A1542
Title: A deterministic information bottleneck method for clustering mixed-type data
Authors: Efthymios Costa - Imperial College London (United Kingdom) [presenting]
Ioanna Papatsouma - Imperial College London (United Kingdom)
Angelos Markos - Democritus University Of Thrace (Greece)
Abstract: A plethora of algorithms for cluster analysis have been developed in recent years, with most focusing on just continuous data and not being suitable for mixed-type data sets, that is, consisting of both continuous and categorical variables. The clustering techniques that have been proposed to deal with this heterogeneity treat categorical variables as being of the same type (either nominal or ordinal), and many fail to take into account that certain variables may be completely unrelated to the cluster structure.
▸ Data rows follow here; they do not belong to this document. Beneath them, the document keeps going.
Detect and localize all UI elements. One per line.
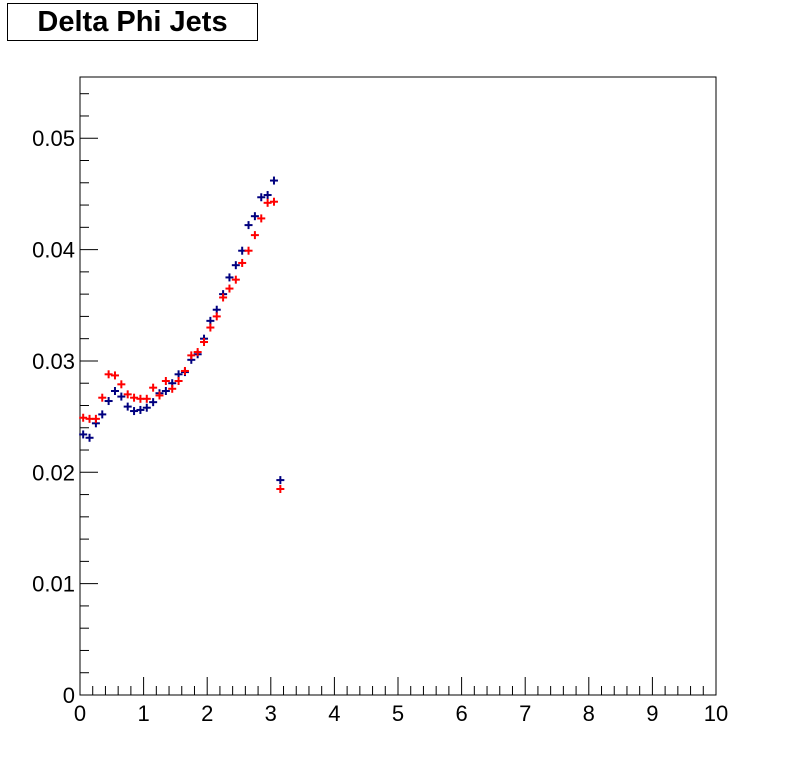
x-axis-tick-labels: 0 1 2 3 4 5 6 7 8 9 10 (74, 701, 728, 726)
y-axis-ticks (80, 93, 98, 696)
x-tick-label: 5 (392, 701, 404, 726)
data-point (98, 410, 107, 419)
data-point (180, 366, 189, 375)
data-point (231, 275, 240, 284)
y-axis-tick-labels: 0 0.01 0.02 0.03 0.04 0.05 (32, 126, 75, 708)
data-point (104, 397, 113, 406)
y-tick-label: 0.02 (32, 460, 75, 485)
x-tick-label: 1 (137, 701, 149, 726)
data-point (187, 351, 196, 360)
data-point (206, 316, 215, 325)
x-tick-label: 7 (519, 701, 531, 726)
y-tick-label: 0.03 (32, 349, 75, 374)
data-point (168, 384, 177, 393)
data-point (110, 371, 119, 380)
plot-frame (79, 76, 717, 696)
data-point (110, 387, 119, 396)
data-point (200, 338, 209, 347)
data-point (117, 380, 126, 389)
data-point (123, 390, 132, 399)
data-point (104, 370, 113, 379)
series-1 (79, 176, 285, 485)
data-point (244, 246, 253, 255)
data-point (250, 231, 259, 240)
data-point (142, 403, 151, 412)
data-point (123, 402, 132, 411)
data-point (85, 433, 94, 442)
data-point (263, 191, 272, 200)
x-tick-label: 4 (328, 701, 340, 726)
data-point (206, 323, 215, 332)
data-point (174, 370, 183, 379)
data-point (149, 383, 158, 392)
data-point (136, 405, 145, 414)
data-point (244, 221, 253, 230)
data-point (130, 393, 139, 402)
data-point (257, 193, 266, 202)
data-point (257, 214, 266, 223)
data-point (98, 393, 107, 402)
data-point (276, 485, 285, 493)
data-point (155, 391, 164, 400)
data-point (263, 198, 272, 207)
data-point (250, 212, 259, 221)
chart-title: Delta Phi Jets (37, 5, 228, 38)
data-points (79, 176, 285, 493)
data-point (212, 312, 221, 321)
y-tick-label: 0 (63, 683, 75, 708)
data-point (269, 197, 278, 206)
data-point (149, 398, 158, 407)
x-tick-label: 0 (74, 701, 86, 726)
data-point (174, 376, 183, 385)
x-tick-label: 8 (583, 701, 595, 726)
x-tick-label: 2 (201, 701, 213, 726)
data-point (276, 476, 285, 485)
x-axis-ticks (79, 677, 717, 695)
x-tick-label: 3 (265, 701, 277, 726)
data-point (161, 376, 170, 385)
chart-title-box: Delta Phi Jets (7, 3, 258, 41)
data-point (212, 305, 221, 314)
data-point (193, 348, 202, 357)
data-point (91, 414, 100, 423)
data-point (231, 261, 240, 270)
data-point (238, 258, 247, 267)
data-point (117, 392, 126, 401)
data-point (219, 293, 228, 302)
data-point (225, 284, 234, 293)
data-point (79, 413, 88, 422)
data-point (269, 176, 278, 185)
data-point (79, 430, 88, 439)
x-tick-label: 9 (646, 701, 658, 726)
x-tick-label: 10 (704, 701, 728, 726)
data-point (142, 394, 151, 403)
data-point (130, 407, 139, 416)
series-2 (79, 197, 285, 493)
data-point (161, 387, 170, 396)
y-tick-label: 0.01 (32, 572, 75, 597)
x-tick-label: 6 (455, 701, 467, 726)
data-point (225, 273, 234, 282)
y-tick-label: 0.05 (32, 126, 75, 151)
y-tick-label: 0.04 (32, 238, 75, 263)
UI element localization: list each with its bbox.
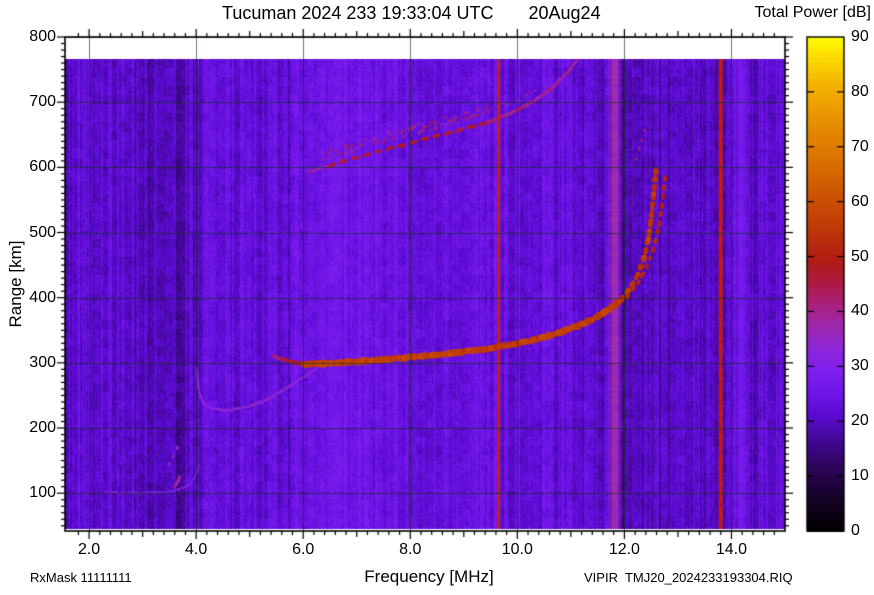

An information-theoretic approach is presented for clustering mixed-type data based on the deterministic variant of the information Bottleneck algorithm. The proposed method treats different variable types separately and seeks to optimally compress the data into clusters while retaining relevant information about the underlying structure. Furthermore, the selection of hyperparameters associated with this method provides the user with the flexibility of incorporating feature selection within the algorithm. The performance of the approach is compared to that of three well-established clustering methods (KAMILA, K-Prototypes, and partitioning around medoids with Gower's dissimilarity) on simulated and real-world datasets. The results demonstrate that the proposed approach represents a competitive alternative to conventional clustering techniques under specific conditions.